Doesn’t Make Sense: Which is wrong, the question or the answer?, by Mark Chussil
Although this post seems superficially about stock-market investments, it really isn’t. It applies equally to virtually any competitive-strategy decision.
On August 18 the Wall Street Journal wondered “Why Are Small Fish Still Biting?” because, the article’s subtitle said, “Small-Cap Surge Doesn’t Make Sense Given Fundamentals.”
I don’t have the answer to why the small fish are biting, why the large fish aren’t biting, or other riddles of the piscine kingdom. I would suggest, though, that the article shows people may be swimming up the wrong coral tree.
The article implies a terrific question: can money be smart if it’s contradicting (as in not-following) the fundamentals? Are the small biting fish somehow wrong? The author suggests that both history and at least one small-cap fund manager would say yes, the fish are wrong. Perhaps the fish are wrong, in the sense that they soon won’t like the taste of what they’ve bitten. That’s not my point, though. My point is to note that the doesn’t-make-sense question assumes that the fundamentals are somehow right. If we presume that the fundamentals are right, then the small biting fish must be wrong. No further evidence required.
I submit that we might more profitably ask different questions, such as these two. One: why are smart (or at least self-interested) people buying in ways contrary to what the fundamentals would suggest? Two: is it always smart, or at least is it smart now, to buy on the fundamentals?

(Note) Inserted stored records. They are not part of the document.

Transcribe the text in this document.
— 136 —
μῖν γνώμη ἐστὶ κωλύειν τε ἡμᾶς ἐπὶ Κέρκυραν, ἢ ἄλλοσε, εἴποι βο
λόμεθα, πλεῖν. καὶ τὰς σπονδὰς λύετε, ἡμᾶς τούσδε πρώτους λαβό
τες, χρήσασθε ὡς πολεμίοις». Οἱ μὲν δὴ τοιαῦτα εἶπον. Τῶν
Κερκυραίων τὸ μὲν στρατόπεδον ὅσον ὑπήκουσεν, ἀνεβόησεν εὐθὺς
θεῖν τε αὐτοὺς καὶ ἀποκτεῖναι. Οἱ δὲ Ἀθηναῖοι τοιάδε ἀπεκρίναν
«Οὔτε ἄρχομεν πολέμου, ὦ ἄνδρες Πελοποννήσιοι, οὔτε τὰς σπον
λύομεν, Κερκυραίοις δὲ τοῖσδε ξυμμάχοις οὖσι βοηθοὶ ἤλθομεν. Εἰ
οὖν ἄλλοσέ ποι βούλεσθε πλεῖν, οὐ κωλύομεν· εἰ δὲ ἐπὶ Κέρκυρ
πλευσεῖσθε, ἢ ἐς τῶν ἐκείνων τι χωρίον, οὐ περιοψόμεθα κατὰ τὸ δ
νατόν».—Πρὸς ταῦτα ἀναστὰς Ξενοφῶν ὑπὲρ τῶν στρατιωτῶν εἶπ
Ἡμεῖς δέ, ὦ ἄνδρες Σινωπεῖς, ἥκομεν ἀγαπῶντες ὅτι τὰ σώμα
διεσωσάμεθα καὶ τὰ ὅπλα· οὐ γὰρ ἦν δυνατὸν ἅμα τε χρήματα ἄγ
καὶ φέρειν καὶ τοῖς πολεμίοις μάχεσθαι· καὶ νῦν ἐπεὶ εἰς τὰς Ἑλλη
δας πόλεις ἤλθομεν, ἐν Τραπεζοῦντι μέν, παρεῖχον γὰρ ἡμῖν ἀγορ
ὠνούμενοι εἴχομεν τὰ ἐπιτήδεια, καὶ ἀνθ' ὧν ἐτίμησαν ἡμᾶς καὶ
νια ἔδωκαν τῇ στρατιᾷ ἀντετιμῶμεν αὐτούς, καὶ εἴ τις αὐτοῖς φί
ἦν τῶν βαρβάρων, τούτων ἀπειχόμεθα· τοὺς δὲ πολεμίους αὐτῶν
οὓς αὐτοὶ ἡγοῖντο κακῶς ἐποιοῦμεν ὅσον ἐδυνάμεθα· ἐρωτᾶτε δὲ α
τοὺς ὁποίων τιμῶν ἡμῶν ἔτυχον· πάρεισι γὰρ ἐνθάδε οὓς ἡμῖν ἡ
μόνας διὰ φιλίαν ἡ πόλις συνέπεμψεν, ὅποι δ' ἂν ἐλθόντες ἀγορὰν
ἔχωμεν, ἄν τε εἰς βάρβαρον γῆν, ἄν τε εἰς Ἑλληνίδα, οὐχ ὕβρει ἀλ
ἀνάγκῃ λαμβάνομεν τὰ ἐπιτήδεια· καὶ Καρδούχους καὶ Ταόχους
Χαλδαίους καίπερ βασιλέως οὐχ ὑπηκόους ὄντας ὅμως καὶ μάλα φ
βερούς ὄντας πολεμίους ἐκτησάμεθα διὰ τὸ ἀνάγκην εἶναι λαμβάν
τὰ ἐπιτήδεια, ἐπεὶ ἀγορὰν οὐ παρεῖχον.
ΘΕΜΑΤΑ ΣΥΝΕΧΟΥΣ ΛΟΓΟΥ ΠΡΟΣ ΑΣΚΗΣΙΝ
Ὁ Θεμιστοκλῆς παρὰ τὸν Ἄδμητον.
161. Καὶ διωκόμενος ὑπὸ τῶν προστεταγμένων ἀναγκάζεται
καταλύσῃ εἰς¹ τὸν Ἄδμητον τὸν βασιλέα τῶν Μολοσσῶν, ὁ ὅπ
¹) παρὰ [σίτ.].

I don’t have the answers to those questions, and in any case, the answers (if there even are answers) is irrelevant to my point. My point is about the questions, not the answers.
The question implied by saying the small-cap surge “doesn’t make sense” is when will the small fish come to their senses and buy on fundamentals. The other questions — why smart people aren’t buying on fundamentals and whether it makes sense to buy on fundamentals — are more likely to generate useful discussion about what’s changing in the market, how buyers make purchase decisions, where our hoary assumptions may mislead us, and so on.
“That is not the right question,” former Intel CEO Andy Grove would say. Time is money and good decision-making is the ultimate competitive (and career) advantage. Before you answer a question, ask yourself if it’s the right question.